The Xbox 720, or whatever it'll eventually be called - currently it's codenamed "Durango" - has been the subject of a lot of rumours lately.
The most persistent being the fact that it'll launch in autumn 2013, but the most worrying is the speculation about Microsoft moving to block the pre-owned market when it comes to its next-gen console.
Video game publishers have long been moaning about how much profit is stripped by retailers having pre-owned sections, with the gaming public picking up second-hand bargains on the cheap rather than buying new. Hence the introduction of online passes to gouge money out of pre-owned purchasers, which they have to buy or forfeit playing online.
Publishers would much rather have the second-hand market cut out completely, naturally enough, and the rumour was that Microsoft is mulling the introduction of a system whereby the entire game (not just the online component) is tied to exclusively to one system or Live account.
However, according to Gamestop, this rumour is wide of the mark - and we must admit, we find it difficult to believe Microsoft would try such a trick. It would pretty much be handing a huge gift package of cheesed off console gamers to Sony.
TG Daily noted that Gamestop CEO Paul Raines said of the concept: "We think it's unlikely that there would be that next-gen console because the model simply hasn't been proven to work."

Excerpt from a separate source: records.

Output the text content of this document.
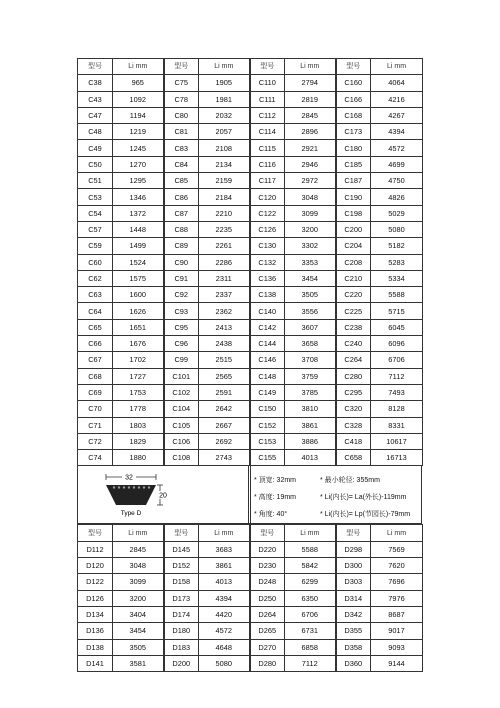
型号	Li mm	型号	Li mm	型号	Li mm	型号	Li mm
C38	965	C75	1905	C110	2794	C160	4064
C43	1092	C78	1981	C111	2819	C166	4216
C47	1194	C80	2032	C112	2845	C168	4267
C48	1219	C81	2057	C114	2896	C173	4394
C49	1245	C83	2108	C115	2921	C180	4572
C50	1270	C84	2134	C116	2946	C185	4699
C51	1295	C85	2159	C117	2972	C187	4750
C53	1346	C86	2184	C120	3048	C190	4826
C54	1372	C87	2210	C122	3099	C198	5029
C57	1448	C88	2235	C126	3200	C200	5080
C59	1499	C89	2261	C130	3302	C204	5182
C60	1524	C90	2286	C132	3353	C208	5283
C62	1575	C91	2311	C136	3454	C210	5334
C63	1600	C92	2337	C138	3505	C220	5588
C64	1626	C93	2362	C140	3556	C225	5715
C65	1651	C95	2413	C142	3607	C238	6045
C66	1676	C96	2438	C144	3658	C240	6096
C67	1702	C99	2515	C146	3708	C264	6706
C68	1727	C101	2565	C148	3759	C280	7112
C69	1753	C102	2591	C149	3785	C295	7493
C70	1778	C104	2642	C150	3810	C320	8128
C71	1803	C105	2667	C152	3861	C328	8331
C72	1829	C106	2692	C153	3886	C418	10617
C74	1880	C108	2743	C155	4013	C658	16713
32
20
Type D
* 顶宽: 32mm	* 最小轮径: 355mm
* 高度: 19mm	* Li(内长)= La(外长)-119mm
* 角度: 40°	* Li(内长)= Lp(节园长)-79mm
型号	Li mm	型号	Li mm	型号	Li mm	型号	Li mm
D112	2845	D145	3683	D220	5588	D298	7569
D120	3048	D152	3861	D230	5842	D300	7620
D122	3099	D158	4013	D248	6299	D303	7696
D126	3200	D173	4394	D250	6350	D314	7976
D134	3404	D174	4420	D264	6706	D342	8687
D136	3454	D180	4572	D265	6731	D355	9017
D138	3505	D183	4648	D270	6858	D358	9093
D141	3581	D200	5080	D280	7112	D360	9144
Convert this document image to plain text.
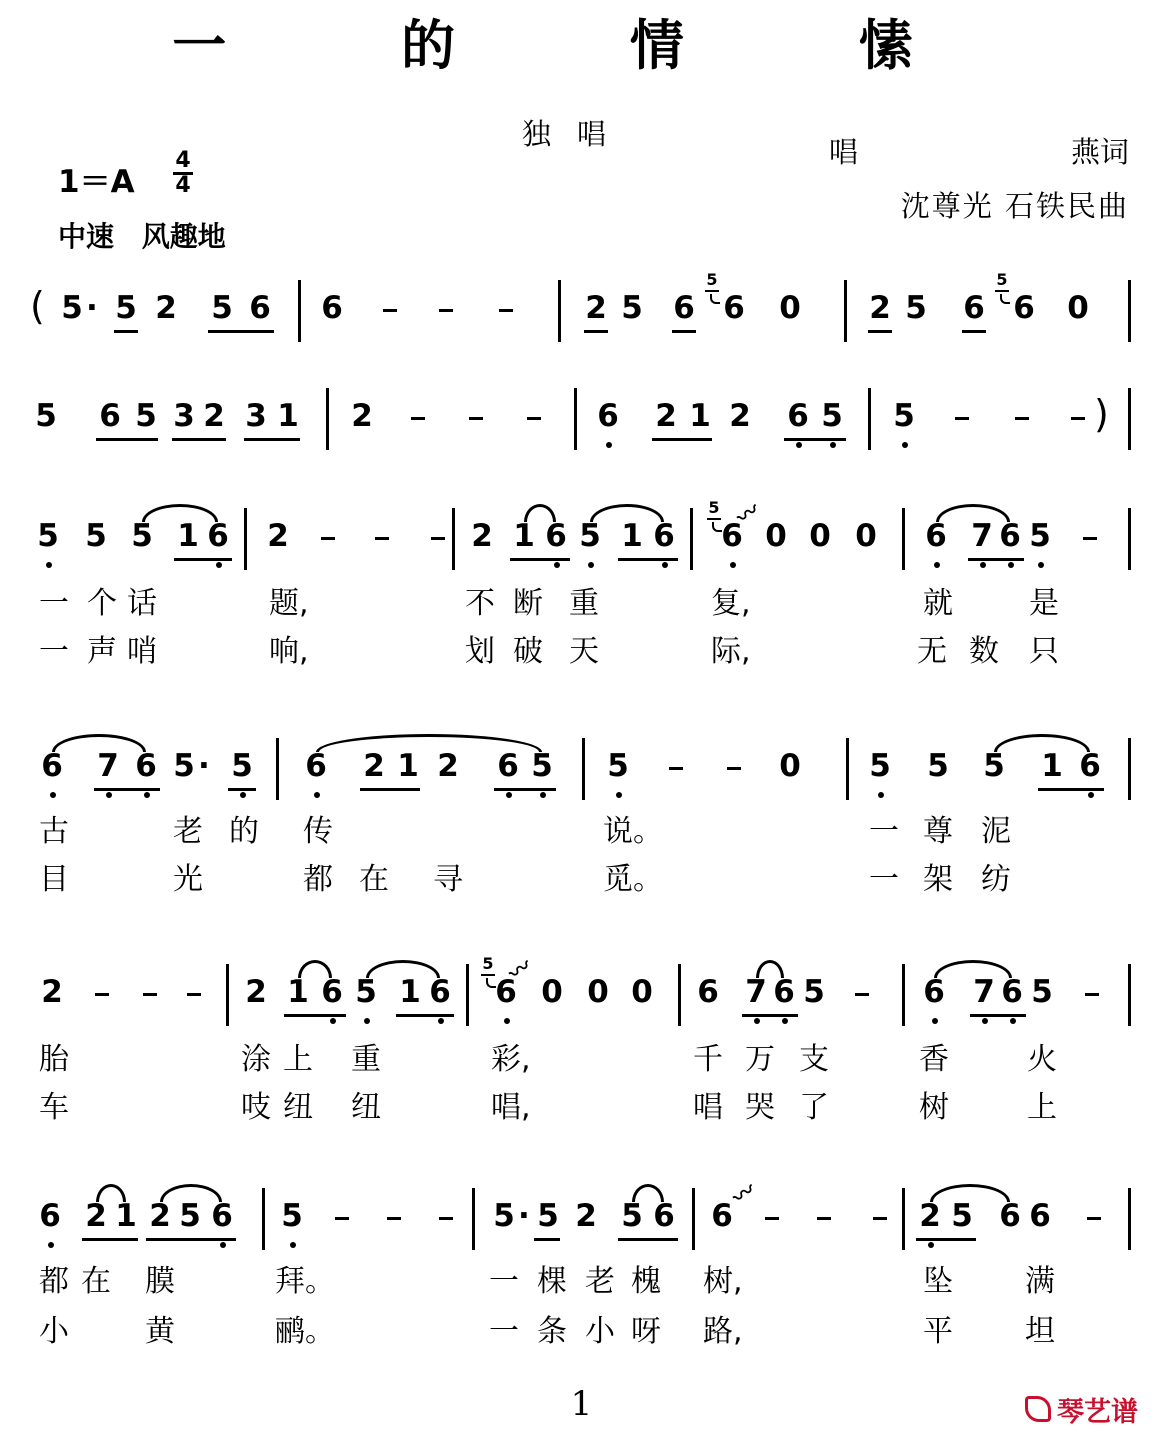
一 的 情 愫
独唱
唱	燕词
沈尊光 石铁民曲
1＝A
4
4
中速 风趣地
( 5 · 5 2 5 6 6	2 5 6
5
6 0 2 5 6
5
6 0
5 6 5 3 2 3 1 2	6 2 1 2 6 5 5	)
5 5 5 1 6 2	2 1 6 5 1 6
5 〰
6 0 0 0 6 7 6 5
6 7 6 5 · 5 6 2 1 2 6 5 5	0 5 5 5 1 6
2	2 1 6 5 1 6
5 〰
6 0 0 0 6 7 6 5	6 7 6 5
6 2 1 2 5 6 5	5 · 5 2 5 6 6
〰
2 5 6 6
一 个 话	题,	不 断 重	复,	就	是
一 声 哨	响,	划 破 天	际,	无 数 只
古	老 的 传	说。	一 尊 泥
目	光	都 在 寻	觅。	一 架 纺
胎	涂 上 重	彩,	千 万 支	香	火
车	吱 纽 纽	唱,	唱 哭 了	树	上
都 在 膜	拜。	一 棵 老 槐 树,	坠 满
小	黄	鹂。	一 条 小 呀 路,	平 坦
1	琴艺谱
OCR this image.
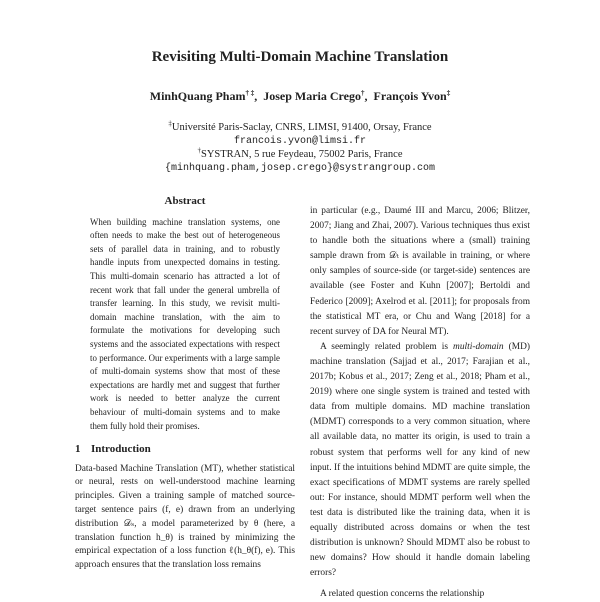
Revisiting Multi-Domain Machine Translation
MinhQuang Pham† ‡,  Josep Maria Crego†,  François Yvon‡
‡Université Paris-Saclay, CNRS, LIMSI, 91400, Orsay, France
francois.yvon@limsi.fr
†SYSTRAN, 5 rue Feydeau, 75002 Paris, France
{minhquang.pham,josep.crego}@systrangroup.com
Abstract
When building machine translation systems, one often needs to make the best out of heterogeneous sets of parallel data in training, and to robustly handle inputs from unexpected domains in testing. This multi-domain scenario has attracted a lot of recent work that fall under the general umbrella of transfer learning. In this study, we revisit multi-domain machine translation, with the aim to formulate the motivations for developing such systems and the associated expectations with respect to performance. Our experiments with a large sample of multi-domain systems show that most of these expectations are hardly met and suggest that further work is needed to better analyze the current behaviour of multi-domain systems and to make them fully hold their promises.
1 Introduction
Data-based Machine Translation (MT), whether statistical or neural, rests on well-understood machine learning principles. Given a training sample of matched source-target sentence pairs (f, e) drawn from an underlying distribution 𝒟ₛ, a model parameterized by θ (here, a translation function h_θ) is trained by minimizing the empirical expectation of a loss function ℓ(h_θ(f), e). This approach ensures that the translation loss remains

in particular (e.g., Daumé III and Marcu, 2006; Blitzer, 2007; Jiang and Zhai, 2007). Various techniques thus exist to handle both the situations where a (small) training sample drawn from 𝒟ₜ is available in training, or where only samples of source-side (or target-side) sentences are available (see Foster and Kuhn [2007]; Bertoldi and Federico [2009]; Axelrod et al. [2011]; for proposals from the statistical MT era, or Chu and Wang [2018] for a recent survey of DA for Neural MT).

A seemingly related problem is multi-domain (MD) machine translation (Sajjad et al., 2017; Farajian et al., 2017b; Kobus et al., 2017; Zeng et al., 2018; Pham et al., 2019) where one single system is trained and tested with data from multiple domains. MD machine translation (MDMT) corresponds to a very common situation, where all available data, no matter its origin, is used to train a robust system that performs well for any kind of new input. If the intuitions behind MDMT are quite simple, the exact specifications of MDMT systems are rarely spelled out: For instance, should MDMT perform well when the test data is distributed like the training data, when it is equally distributed across domains or when the test distribution is unknown? Should MDMT also be robust to new domains? How should it handle domain labeling errors?

A related question concerns the relationship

While the game retailer has a vested interest in the continuing second-hand games market, Raines clearly believes that Microsoft wouldn't risk messing with their relationship.
He commented: "Remember, used video games have a residual value. Remember GameStop generates $1.2 billion of trade credits around the world with our used game model. So, consider taking used games out of that, you'd have to find new ways to sell the games. And, our partners are good partners. The console companies have great relationships with us."